The tax evasion charges leveled against Ai are obviously contrived to put a stop to his politically charged internet performance art, which threatened what the government calls “social harmony.” But the charge can be viewed as an intelligent move from the perspective of China’s leaders if only because it allowed them to gauge international reaction, and, if necessary, to beat a later retreat from their hardline stance—which they did yesterday. Unlike the hellish situation of Nobel Laureate Liu Xiaobo, who was charged with “political crimes,” we have to glean some hope that Ai has been charged with “economic crimes,” a western-inspired approach often used by governments to silence human rights activists and outspoken political prisoners. Martin Luther King Jr. was arrested for tax evasion in 1960, and acquitted with the support of then presidential candidate JFK, while business oligarch turned dissident Mikhail B. Khodorkovsky is still being jailed by Russia today under similar charges.

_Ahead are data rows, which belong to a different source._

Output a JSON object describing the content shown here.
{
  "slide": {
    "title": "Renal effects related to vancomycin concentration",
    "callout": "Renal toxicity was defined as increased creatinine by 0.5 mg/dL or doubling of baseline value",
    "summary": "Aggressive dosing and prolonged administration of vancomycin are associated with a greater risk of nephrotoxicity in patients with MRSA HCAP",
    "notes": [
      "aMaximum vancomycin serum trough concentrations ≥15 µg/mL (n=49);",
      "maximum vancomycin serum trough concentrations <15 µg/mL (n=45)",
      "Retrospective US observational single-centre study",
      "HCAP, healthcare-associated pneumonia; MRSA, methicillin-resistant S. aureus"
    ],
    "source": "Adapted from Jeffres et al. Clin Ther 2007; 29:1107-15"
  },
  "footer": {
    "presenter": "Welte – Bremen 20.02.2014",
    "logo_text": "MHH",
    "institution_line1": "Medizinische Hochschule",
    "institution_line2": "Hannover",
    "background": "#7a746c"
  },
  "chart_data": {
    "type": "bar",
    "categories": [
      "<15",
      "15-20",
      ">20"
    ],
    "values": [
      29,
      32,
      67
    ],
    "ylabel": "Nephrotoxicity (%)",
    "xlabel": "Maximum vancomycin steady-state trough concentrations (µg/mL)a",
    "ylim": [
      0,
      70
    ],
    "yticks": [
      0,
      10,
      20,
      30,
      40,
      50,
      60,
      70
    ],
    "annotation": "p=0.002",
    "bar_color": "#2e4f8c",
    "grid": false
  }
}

Continued calls by people such as sculptor Anish Kapoor, for “every artist not to show in China,” to ensure Ai remains free, though well-intentioned, are misinformed and should not be given any credence whatsoever by the art community. History has shown us the horrific results of art boycotts. Imagine if Rauschenberg, to protest the unjust imprisonment of Wei Jingsheng, did not exhibit his work in Beijing and Lhasa in 1985? Rauschenberg’s influence would have been lost on a whole generation of artists who helped bring about the social change that perhaps helped gain Wei his freedom. The answer to censorship is not more censorship, especially in the realm of art whose practitioners are the forerunners of change.

The Chinese government realized that they got it wrong when they thought Ai was angling to be the leader of the next Jasmine Revolution, or even had such power at his disposal. Let’s hope the Party now sees Ai Weiwei for what he is—an artist—an especially gifted political artist who is an honor for China and humanity—and that Paramount leader Hu Jintao (himself responsible for the massacre of Tibetans in 1989 when he was Party Regional Committee Secretary of the Tibetan Autonomous Region) is steering China in a new direction. Perhaps he wants to leave a legacy before the upcoming Politburo reshuffle, due to occur in 2012. Or perhaps he wants to pave the way for the fifth generation of leaders to do so.

If China could take a few more steps in this same direction and free the many other prisoners of conscience being held unjustly—such as the four others arrested with Ai, the milk activist Zhao Lianhai, human rights lawyers, writers, activists and others—it would soon be running so fast, no country would be able to catch up for generations to come. Like the first steps on the alien terrain of the moon, this could very well be a giant step for mankind taken by China’s leadership, a government used to trampling the broken souls of its downtrodden masses.